5.21. De igual sorte, os gastos com passagens áreas e rodoviárias tiveram como destino Minas Gerais, como previsto no projeto, bem como locais tradicionais de produção de cachaça ou próximos, como Montes Claros/MG e Franca/SP (peça 24, p. 18, 24-25, 38, 46-47, 83 e 146-150), no valor de R$ 4.564,32. Estão respaldados no projeto, não obstante não tenham sido previstas viagens de ônibus.

5.22. De outro lado, as despesas com hospedagem, constantes da documentação apresentada (peça 24, p. 19, 21, 23, 26, 29, 36, 40, 97-98, 143-145, 158-161, 171-173, 188-193 e 222), totalizando R$ 6.576,30, superam os gastos previstos no projeto, de R$ 330,00 (peça 1, p. 12-19). Entretanto, o montante envolvido não é excessivo e os recursos foram realizados nos locais de pesquisa para o livro, devendo ser aproveitados, por razoabilidade.

5.23. Do mesmo modo, não obstante a rubrica alimentação tenha sido retirada do orçamento analítico pelo MinC (peça 1, p. 80-82 e 92), opta-se por receber os respectivos documentos nesta instrução, tendo em vista a realização das despesas nos locais destinados à pesquisa e a baixa materialidade dos valores envolvidos, os quais somam R$ 2.133,50 (peça 24, p. 17, 22, 49 e 139, por exemplo).

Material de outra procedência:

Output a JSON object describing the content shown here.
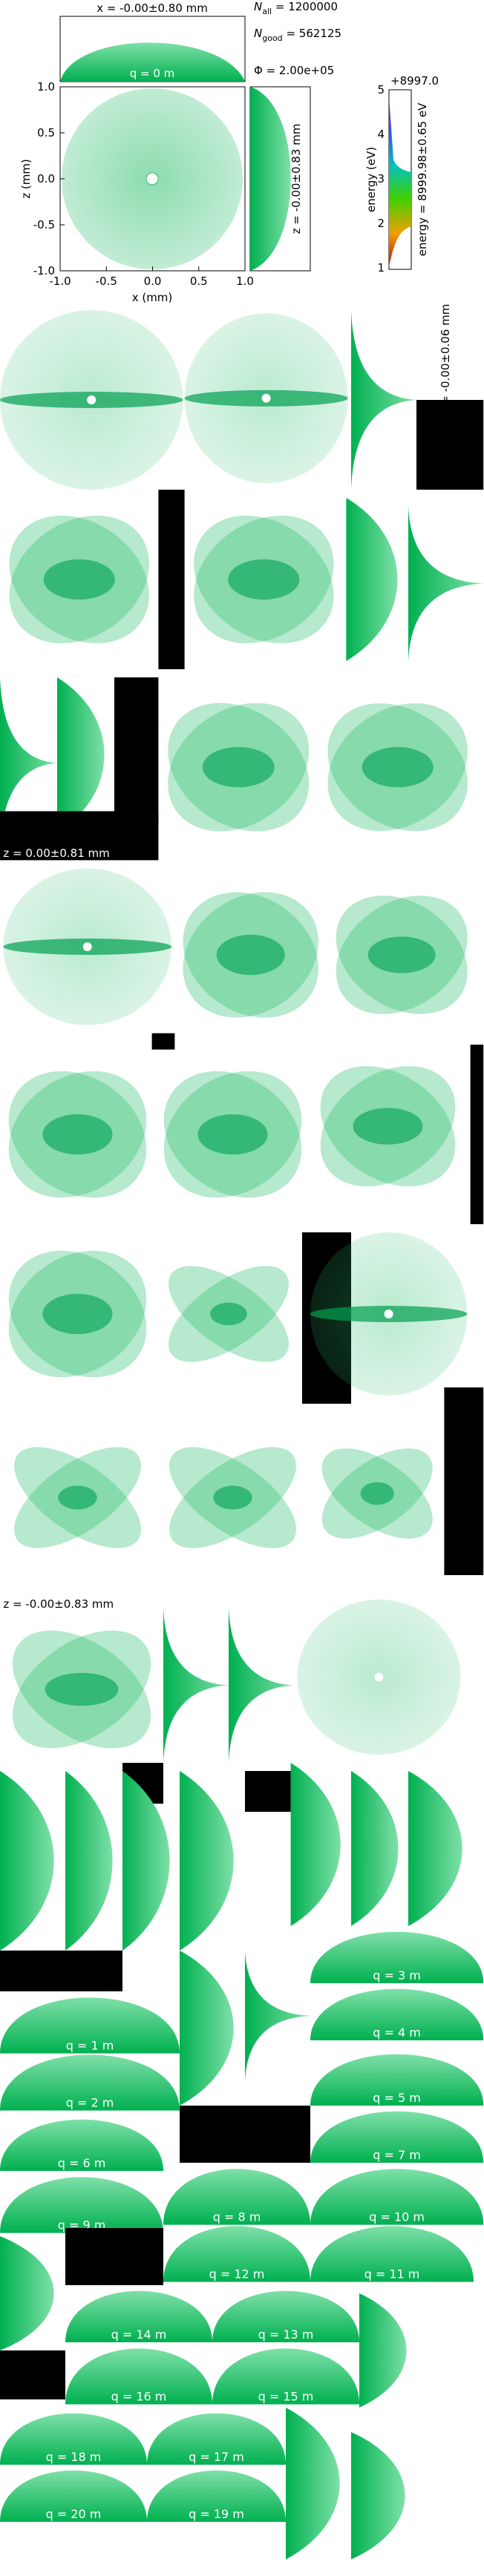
{
  "top": {
    "x_stat": "x = -0.00±0.80 mm",
    "n_all": {
      "symbol": "N",
      "sub": "all",
      "text": " = 1200000"
    },
    "n_good": {
      "symbol": "N",
      "sub": "good",
      "text": " = 562125"
    },
    "flux": "Φ = 2.00e+05",
    "q_label": "q = 0 m",
    "z_ticks": [
      "1.0",
      "0.5",
      "0.0",
      "-0.5",
      "-1.0"
    ],
    "x_ticks": [
      "-1.0",
      "-0.5",
      "0.0",
      "0.5",
      "1.0"
    ],
    "x_label": "x (mm)",
    "z_label": "z (mm)",
    "z_stat": "z = -0.00±0.83 mm",
    "energy_offset": "+8997.0",
    "energy_ticks": [
      "5",
      "4",
      "3",
      "2",
      "1"
    ],
    "energy_label": "energy (eV)",
    "energy_stat": "energy = 8999.98±0.65 eV"
  },
  "panels": {
    "z_stat_a": "z = -0.00±0.06 mm",
    "z_stat_c": "z = 0.00±0.81 mm",
    "z_stat_h": "z = -0.00±0.83 mm",
    "q_labels": [
      "q = 1 m",
      "q = 2 m",
      "q = 3 m",
      "q = 4 m",
      "q = 5 m",
      "q = 6 m",
      "q = 7 m",
      "q = 8 m",
      "q = 9 m",
      "q = 10 m",
      "q = 11 m",
      "q = 12 m",
      "q = 13 m",
      "q = 14 m",
      "q = 15 m",
      "q = 16 m",
      "q = 17 m",
      "q = 18 m",
      "q = 19 m",
      "q = 20 m"
    ]
  }
}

5.24. Os gastos para impressão do livro (peça 24, p. 229), no montante de R$ 75.000,00, estão acobertados pelos itens ‘Papel capa’, ‘Papel Miolo’, ‘Impressão Miolo Versão Português/Inglês Formato 66x96’ e ‘Impressão Capa Versão Português/Inglês’, devendo ser recepcionados na íntegra.

5.25. Além dos gastos discutidos acima e outros também recebidos nesta instrução, como se apresentará em tabela a seguir, o recorrente juntou documentos com rubricas não aceitas no projeto, como transporte, telefone e até excesso de bagagem, estacionamento e pedágio. Traz, também, elevadas despesas com gasolina e locação de veículos, além de comprovantes com descrições genéricas, como ‘despesas’ e ‘serviços prestados’, sem qualquer especificação (peça 24, p. 30, 50-52, 116-119, 124-131 e 220). Logo, esses itens não poderão ser aceitos como prestação de contas.

5.26. Destaque-se que o recorrente não comprovou a contrapartida de responsabilidade da empresa, relacionada ao envio de exemplares a bibliotecas indicadas pelo MinC, bem como os gastos com divulgação da obra, mesmo com custeio a cargo dos recursos governamentais. Essa atitude revela a feição estritamente comercial do proponente, sem responsabilidade com os preceitos da Lei Rouanet. Inclusive, o livro é vendido nas livrarias ao elevado preço de R$ 160,00, mesmo com a quase ausência de custos de produção.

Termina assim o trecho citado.